If you talk Italian horror you talk first and foremost of Argento and Fulici. I confess that of the twenty odd films and television episodes that Dario Argento has directed, I’ve seen exactly 3 – and two of those are "Masters of Horror" episodes. For a guy who runs a horror site, this would seem inexcusable. And, well, I don’t actually have an excuse.
It just hasn’t come up. Profondo Rosso, Tenebre, Inferno etc. are all on my radar, there just always seems to be a reason to let ’em slide on down. If it weren’t for the "Masters" episodes at the tip of my remote, my exposure would be even less. Fortunately, his episodes have been highlights of the touch-and-go series. Season 1’s Jenifer is a stronger outing than Pelts (which hit DVD last Tuesday), but his sophomore trip is still worth a once over if it crosses your late night television path.
Meat Loaf, yes, that Meat Loaf, plays Jake, an Emperor of Sleaze fur trader obsessed with bedding (read: raping) his favorite stripper. One of his deeply redneck suppliers returns from a supposedly cursed chunk of the woods with traps full of raccoons. Good ‘ole Jeb skins ‘dem coons right proper and the resulting pelts become objects of rapture. Jeb’s skinning apprentice is the first to fall under their spell, bashing in Jeb’s skull before taking a face first plunge into a steel trap.
Jake finds the wondrous pelts and brings them back to his shop with the intention of making a coat for his stripper to model in an upcoming show, as an oh-so-devious ruse to make her open up to him. The pelts themselves capture each worker one by one, causing them to try their hand at all kinds of body art.
The story may sound familiar because it is familiar. The pelts are simply a substitution for any number of things in object-obsessed stories. The characters, especially Meat Loaf, are all disgusting. Too much camera time is spent on skirting the viewer with lap dances.

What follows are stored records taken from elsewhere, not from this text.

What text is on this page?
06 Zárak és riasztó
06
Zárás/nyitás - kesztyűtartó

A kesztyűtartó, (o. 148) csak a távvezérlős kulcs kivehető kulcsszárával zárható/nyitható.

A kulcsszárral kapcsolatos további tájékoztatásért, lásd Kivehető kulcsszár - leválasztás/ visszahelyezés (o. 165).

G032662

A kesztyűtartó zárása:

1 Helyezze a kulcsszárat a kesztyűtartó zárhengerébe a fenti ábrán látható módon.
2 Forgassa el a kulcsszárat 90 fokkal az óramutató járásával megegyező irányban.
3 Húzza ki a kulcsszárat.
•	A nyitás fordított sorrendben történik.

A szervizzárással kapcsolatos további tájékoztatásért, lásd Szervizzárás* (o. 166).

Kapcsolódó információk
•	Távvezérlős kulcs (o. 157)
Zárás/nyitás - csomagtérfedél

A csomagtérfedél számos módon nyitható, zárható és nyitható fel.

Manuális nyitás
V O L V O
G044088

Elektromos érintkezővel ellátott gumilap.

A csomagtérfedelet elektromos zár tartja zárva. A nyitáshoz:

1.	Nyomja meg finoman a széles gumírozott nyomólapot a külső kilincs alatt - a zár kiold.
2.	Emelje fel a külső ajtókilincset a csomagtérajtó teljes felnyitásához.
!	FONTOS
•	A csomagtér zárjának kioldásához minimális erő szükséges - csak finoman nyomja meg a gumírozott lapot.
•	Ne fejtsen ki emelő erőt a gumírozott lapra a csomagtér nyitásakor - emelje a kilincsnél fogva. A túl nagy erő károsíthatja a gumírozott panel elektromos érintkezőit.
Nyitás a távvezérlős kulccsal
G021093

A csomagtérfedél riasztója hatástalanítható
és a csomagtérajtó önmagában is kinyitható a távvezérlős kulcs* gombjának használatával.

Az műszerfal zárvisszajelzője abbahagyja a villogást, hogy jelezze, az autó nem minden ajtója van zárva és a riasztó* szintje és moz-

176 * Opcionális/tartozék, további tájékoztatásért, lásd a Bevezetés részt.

Yet all these things mesh together under Argento’s goal of sheer viewer revulsion. Watching Meat Loaf paw at, lust after and attempt to rape a stripper is flat gross. It is a deadpan, convincing performance and the singer deserves credit for it, but it certainly isn’t pleasant to watch a woman shove her bare ass in his sweaty face. The whole thing has an air of seediness that can’t be shaken.
The gore is all self-inflicted and goes straight for a squirm factor over a quality set-up/pay off. The effects themselves, except for the intentionally far out climax, are all believable, but the content is little more than surface shock.
The discomfort here shouldn’t be over sold, however. Watching it all come together won’t make you vomit – it never really does anything too bold or original – but it won’t put you to sleep either. One’s own overall enjoyment will boil down to how much you enjoy the sleazier side of the genre. There would have been a time, probably when I was in high school, when I thought possession-inducing pelts and strippers was a riot, but these days it doesn’t impress me much.
The saving grace is that the story, when mixed with its director’s style, reaches such levels of absurdity that you can’t help but crack a smile at some point – even if that point comes after the credits roll. Once things slip far from reality, it is too jovial not to at least chuckle at.
I may not have seen much Argento, but I’ve seen enough to know he can do far better than this. It is television for a select crowd. Even if you aren’t a fan of the things hinted at above, if you’re bored at 1am and Showtime is just a button press away, you could do worse. But, if you’re actively looking for something to get your heart pumping, Pelts isn’t it.